Electronic data interchange (EDI) systems are more than 30 years old. They no longer work effectively in today’s challenging, hyper-competitive and volatile business environment. Combine that with the rigid requirements of a company’s enterprise resource planning (ERP), it’s no wonder most companies become stuck. However, recent technology innovations are presenting a plethora of opportunities. Those that seize them will get themselves unstuck and be in a lead position to capture tangible competitive advantages.
In order to create an edge and unlock the next level of revenue realization, companies are evolving their supply chains away from antiquated EDI systems to next-generation business networks combined with value-rich technologies for business process applications and predictive analytics. Together, they are real game-changers, allowing companies to reconcile the tension between the specific requirements of their ERP instance, and the wide variety of processes and technologies across their trading partners. Removing this friction is the first step to bringing the outside-in supply chain to a company’s enterprise.
Outside-in supply chains enable companies to conduct more efficient commerce, develop deeper trading partner relationships, achieve forward-looking flexibility, communicate more effectively with social, gain predictive insights into market opportunities or disruptions, and more. Outside-in supply chains allow companies to deliver an Amazon-like, customer-centric experience that buyers expect.

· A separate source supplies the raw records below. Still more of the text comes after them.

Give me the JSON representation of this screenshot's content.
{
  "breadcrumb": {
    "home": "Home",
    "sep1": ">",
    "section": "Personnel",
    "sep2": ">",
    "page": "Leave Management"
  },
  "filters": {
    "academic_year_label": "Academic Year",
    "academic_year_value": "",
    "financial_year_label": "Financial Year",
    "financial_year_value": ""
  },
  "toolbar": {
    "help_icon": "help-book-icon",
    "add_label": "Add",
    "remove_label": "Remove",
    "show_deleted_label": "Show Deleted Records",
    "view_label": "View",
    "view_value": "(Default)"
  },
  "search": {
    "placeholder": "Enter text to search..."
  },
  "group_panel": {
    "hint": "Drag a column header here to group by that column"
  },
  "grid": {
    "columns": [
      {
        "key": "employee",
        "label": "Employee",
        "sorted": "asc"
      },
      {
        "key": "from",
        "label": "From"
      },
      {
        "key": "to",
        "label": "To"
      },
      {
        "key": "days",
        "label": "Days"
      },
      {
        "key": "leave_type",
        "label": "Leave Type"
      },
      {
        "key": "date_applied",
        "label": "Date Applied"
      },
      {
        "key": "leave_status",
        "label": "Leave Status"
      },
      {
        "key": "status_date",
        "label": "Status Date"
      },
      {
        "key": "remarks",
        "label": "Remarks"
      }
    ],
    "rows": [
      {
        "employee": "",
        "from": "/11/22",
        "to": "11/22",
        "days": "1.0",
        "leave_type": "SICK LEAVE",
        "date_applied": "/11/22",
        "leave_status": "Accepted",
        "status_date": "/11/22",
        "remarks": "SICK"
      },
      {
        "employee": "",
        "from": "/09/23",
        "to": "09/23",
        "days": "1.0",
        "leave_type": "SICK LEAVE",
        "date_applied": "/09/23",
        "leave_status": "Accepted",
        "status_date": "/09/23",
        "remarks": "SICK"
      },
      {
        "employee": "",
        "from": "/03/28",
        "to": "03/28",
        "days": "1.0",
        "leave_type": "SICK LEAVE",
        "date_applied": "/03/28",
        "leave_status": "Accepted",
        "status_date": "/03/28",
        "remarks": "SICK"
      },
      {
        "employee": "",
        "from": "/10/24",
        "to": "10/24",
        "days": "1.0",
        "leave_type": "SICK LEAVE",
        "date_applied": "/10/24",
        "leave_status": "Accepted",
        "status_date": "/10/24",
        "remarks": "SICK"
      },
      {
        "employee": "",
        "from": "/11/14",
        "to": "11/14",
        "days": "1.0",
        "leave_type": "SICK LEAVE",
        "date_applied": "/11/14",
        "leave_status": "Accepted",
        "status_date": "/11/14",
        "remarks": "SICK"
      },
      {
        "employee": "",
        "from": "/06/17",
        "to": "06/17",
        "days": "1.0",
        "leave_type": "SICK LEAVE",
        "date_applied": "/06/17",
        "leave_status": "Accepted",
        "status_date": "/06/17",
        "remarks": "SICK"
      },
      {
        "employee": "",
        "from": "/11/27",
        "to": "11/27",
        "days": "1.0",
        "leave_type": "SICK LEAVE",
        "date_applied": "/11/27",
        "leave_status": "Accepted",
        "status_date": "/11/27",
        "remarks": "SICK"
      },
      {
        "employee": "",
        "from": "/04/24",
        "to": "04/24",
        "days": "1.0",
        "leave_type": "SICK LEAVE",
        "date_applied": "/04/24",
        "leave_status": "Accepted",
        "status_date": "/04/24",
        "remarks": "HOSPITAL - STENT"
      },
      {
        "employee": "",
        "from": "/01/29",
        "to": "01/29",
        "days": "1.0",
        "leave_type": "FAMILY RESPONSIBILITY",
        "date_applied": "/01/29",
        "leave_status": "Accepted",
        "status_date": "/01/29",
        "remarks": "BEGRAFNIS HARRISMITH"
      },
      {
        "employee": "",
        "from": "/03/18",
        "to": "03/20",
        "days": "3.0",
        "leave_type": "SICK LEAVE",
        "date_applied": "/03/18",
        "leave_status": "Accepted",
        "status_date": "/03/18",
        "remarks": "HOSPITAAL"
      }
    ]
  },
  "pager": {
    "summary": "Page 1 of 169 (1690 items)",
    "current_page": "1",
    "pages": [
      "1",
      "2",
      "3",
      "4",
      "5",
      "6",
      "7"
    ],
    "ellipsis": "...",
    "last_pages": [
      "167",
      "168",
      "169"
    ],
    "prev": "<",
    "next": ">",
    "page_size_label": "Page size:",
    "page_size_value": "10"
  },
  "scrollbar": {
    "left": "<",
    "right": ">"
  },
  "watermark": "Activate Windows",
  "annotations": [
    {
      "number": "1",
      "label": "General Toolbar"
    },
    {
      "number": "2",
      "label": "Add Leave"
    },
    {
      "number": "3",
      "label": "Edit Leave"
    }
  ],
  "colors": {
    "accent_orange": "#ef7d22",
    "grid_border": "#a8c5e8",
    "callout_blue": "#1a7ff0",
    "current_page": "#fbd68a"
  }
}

A supply chain operating network (SCON) ecosystem is a capable and differentiated platform to achieve these powerful results. What makes a SCON so special?

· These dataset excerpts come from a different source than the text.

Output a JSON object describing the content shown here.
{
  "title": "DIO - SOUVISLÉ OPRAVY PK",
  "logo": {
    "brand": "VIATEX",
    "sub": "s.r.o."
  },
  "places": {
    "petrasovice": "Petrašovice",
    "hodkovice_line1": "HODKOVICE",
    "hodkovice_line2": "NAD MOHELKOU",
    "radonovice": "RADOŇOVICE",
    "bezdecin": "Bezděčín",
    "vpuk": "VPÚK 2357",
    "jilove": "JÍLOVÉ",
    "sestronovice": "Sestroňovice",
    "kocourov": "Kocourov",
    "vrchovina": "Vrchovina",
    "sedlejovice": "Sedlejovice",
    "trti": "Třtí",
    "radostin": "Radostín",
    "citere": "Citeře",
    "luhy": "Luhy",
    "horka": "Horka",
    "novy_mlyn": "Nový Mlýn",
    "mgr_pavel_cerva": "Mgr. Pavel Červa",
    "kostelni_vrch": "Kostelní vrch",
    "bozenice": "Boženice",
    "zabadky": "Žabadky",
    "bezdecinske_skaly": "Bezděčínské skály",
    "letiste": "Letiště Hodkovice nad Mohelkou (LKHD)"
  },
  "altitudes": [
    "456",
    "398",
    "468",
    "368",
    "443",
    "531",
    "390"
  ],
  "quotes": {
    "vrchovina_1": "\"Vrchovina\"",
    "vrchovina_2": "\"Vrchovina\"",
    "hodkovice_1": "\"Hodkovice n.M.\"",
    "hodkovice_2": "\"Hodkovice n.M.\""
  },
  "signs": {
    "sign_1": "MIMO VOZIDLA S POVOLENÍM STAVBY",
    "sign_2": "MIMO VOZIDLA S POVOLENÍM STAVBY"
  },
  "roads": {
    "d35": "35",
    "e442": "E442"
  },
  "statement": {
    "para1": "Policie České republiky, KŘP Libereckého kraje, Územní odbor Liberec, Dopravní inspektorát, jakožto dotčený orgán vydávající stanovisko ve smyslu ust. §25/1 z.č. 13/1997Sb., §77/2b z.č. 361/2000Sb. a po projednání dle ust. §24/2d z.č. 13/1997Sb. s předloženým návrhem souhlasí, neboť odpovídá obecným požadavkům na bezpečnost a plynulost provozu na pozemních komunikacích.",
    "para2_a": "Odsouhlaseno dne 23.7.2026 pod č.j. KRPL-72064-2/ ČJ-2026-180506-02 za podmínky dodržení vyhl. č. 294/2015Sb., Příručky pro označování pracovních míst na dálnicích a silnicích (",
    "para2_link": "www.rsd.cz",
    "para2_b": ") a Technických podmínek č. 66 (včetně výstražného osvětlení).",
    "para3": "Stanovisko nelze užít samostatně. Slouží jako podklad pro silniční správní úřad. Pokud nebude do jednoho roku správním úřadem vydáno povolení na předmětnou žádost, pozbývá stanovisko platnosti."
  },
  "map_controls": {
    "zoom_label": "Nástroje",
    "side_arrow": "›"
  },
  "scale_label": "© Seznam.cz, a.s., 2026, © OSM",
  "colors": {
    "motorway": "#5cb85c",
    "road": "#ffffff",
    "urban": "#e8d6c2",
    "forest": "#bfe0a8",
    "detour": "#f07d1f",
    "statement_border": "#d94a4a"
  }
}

- Efficient scaling for network value creation at a fraction of historical costs.
- More nimble and responsive existing technologies and investments.
- Straightforward inclusion of business rules within the network.

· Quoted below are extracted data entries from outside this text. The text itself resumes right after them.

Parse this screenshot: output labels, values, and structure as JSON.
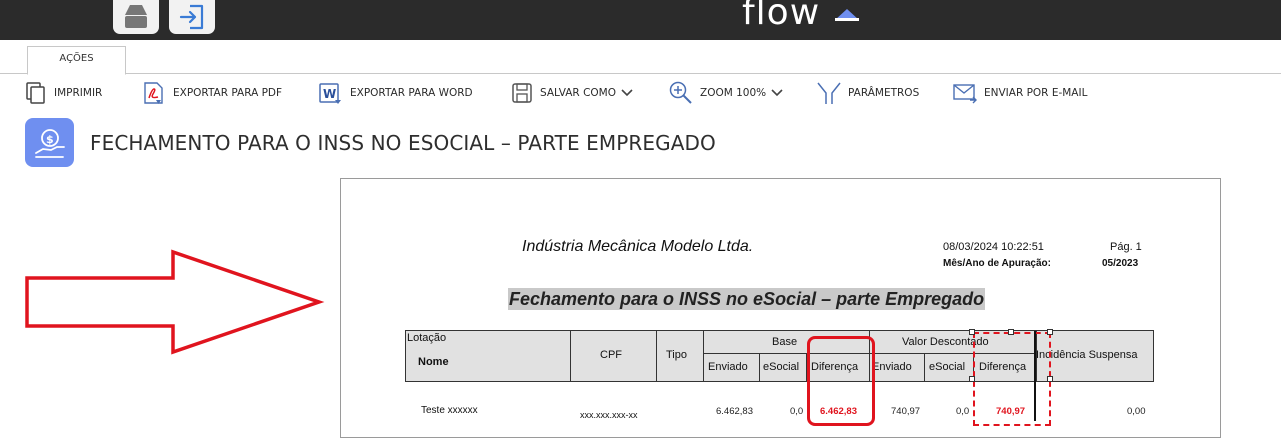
{
  "header": {
    "logo_text": "flow",
    "app_buttons": [
      "print-app-icon",
      "exit-app-icon"
    ]
  },
  "tabs": {
    "acoes": "AÇÕES"
  },
  "toolbar": {
    "imprimir": "IMPRIMIR",
    "exportar_pdf": "EXPORTAR PARA PDF",
    "exportar_word": "EXPORTAR PARA WORD",
    "salvar_como": "SALVAR COMO",
    "zoom": "ZOOM 100%",
    "parametros": "PARÂMETROS",
    "enviar_email": "ENVIAR POR E-MAIL"
  },
  "page": {
    "title": "FECHAMENTO PARA O INSS NO ESOCIAL – PARTE EMPREGADO"
  },
  "report": {
    "company": "Indústria Mecânica Modelo Ltda.",
    "datetime": "08/03/2024 10:22:51",
    "page": "Pág. 1",
    "period_label": "Mês/Ano de Apuração:",
    "period_value": "05/2023",
    "title": "Fechamento para o INSS no eSocial – parte Empregado",
    "headers": {
      "lotacao": "Lotação",
      "nome": "Nome",
      "cpf": "CPF",
      "tipo": "Tipo",
      "base": "Base",
      "valor_descontado": "Valor Descontado",
      "incidencia_suspensa": "Incidência Suspensa",
      "enviado": "Enviado",
      "esocial": "eSocial",
      "diferenca": "Diferença"
    },
    "rows": [
      {
        "nome": "Teste xxxxxx",
        "cpf": "xxx.xxx.xxx-xx",
        "base_enviado": "6.462,83",
        "base_esocial": "0,0",
        "base_diferenca": "6.462,83",
        "vd_enviado": "740,97",
        "vd_esocial": "0,0",
        "vd_diferenca": "740,97",
        "incidencia": "0,00"
      }
    ]
  },
  "colors": {
    "highlight": "#e0141e",
    "accent_icon": "#6f8ff0",
    "topbar": "#2b2b2b"
  }
}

- Better market demand sensing and responses through powerful insights.
- Interactive network, not just a collection of point-to-point connections.
- End-to-end collaboration and visibility across networks, processes and partners.
- The integration of existing business applications and/or third-party applications.
- Maximizing the revenue-enhancing potential of your ERP.
- Replication of your key ERP rules (both inside or outside your firewall).
- Agnostic network that eliminates the limitations of standards-based networks.
Supply chain operating networks are specifically targeted for the process industries in which companies need to connect their end-to-end supply chains from suppliers to end customers. The process industries are moving away from a manufacturing focus to more of a supply chain view that links supply with demand. Many process manufacturers are spinning off their commodity divisions as a way to increase bottom-line revenues. When they do this, they are upgrading their SAP systems to allow the capability to track and trace products down to the pallet level, which requires extensive collaboration and communication among trading partners and various operations. This is the perfect scenario for a SCON in which end-to-end visibility is key to successfully becoming more of a market-driven, outside-in enterprise.
According to industry analyst group Gartner, end-to-end supply chain visibility will increase 50 percent by 2018. Gaining end-to-end supply chain visibility provides significant benefits, such as higher order fulfillment rates, improved customer service levels, higher profitability, increased operational efficiency and higher revenue growth. Using a SCON that offers collaboration and visibility capabilities, companies experience better on-time performance, reduce variability in lead times and free up working capital.
Per Gartner, the quantitative benefits of end-to-end visibility include:
- Inventory savings of 20 percent of value.
- Increased forecast accuracy of about 25 percent.
- Improved service-level agreements (SLAs) to consistent 98 percent levels.
- Freight charge reductions from 5 to 3.5 percent of volume.
- Decreased inventory on stock from just over 10 days to fewer than seven days.
- Reduction in workforce by 10 percent.
- A one-year return on investment (ROI) of the implementation.
With end-to-end supply chain visibility, businesses will be able to respond more quickly to demand changes, absorb disruption and be ultimately better positioned to beat the competition.
Technology Needed for SCON Success
SCONs are built to support a wide variety of integration protocols (RosettaNet, SOAP, AS2, etc.) and message types (iDoc, X12, EDIFACT, CIDX, PIDX, XML, etc.). This allows supply chain trading partners to “come as they are,” meaning businesses don’t have to change the way they conduct business with each other and utilize the network. Embracing all standards allows for deep transaction introspection, high-speed data mining and rapid interconnectivity of trading partners through reusable interfaces. Capturing clean, actionable, real-time information across a critical mass of trading partners is the cornerstone for driving value out of the supply chain.
SCONs require a robust architecture to give users a clear understanding of what is happening across their supply chain at any given moment—a state engine if you will. This powerful sense-and-respond capability delivers actionable insight to ever-changing conditions, be it seizing market opportunities or avoiding supply chain disruptions.
Adopting an outside-in supply chain is strategic, focuses on what matters to the customer and creates collaborative partnerships that derive real value from your supply chain over time. As generational change comes to the workforce and the web-enabled worker becomes the new leadership, using a SCON to scale your network into a revenue-producing value chain with significant results is a winning strategy. It accounts for continual change in things like demand so you stay ahead of your competition.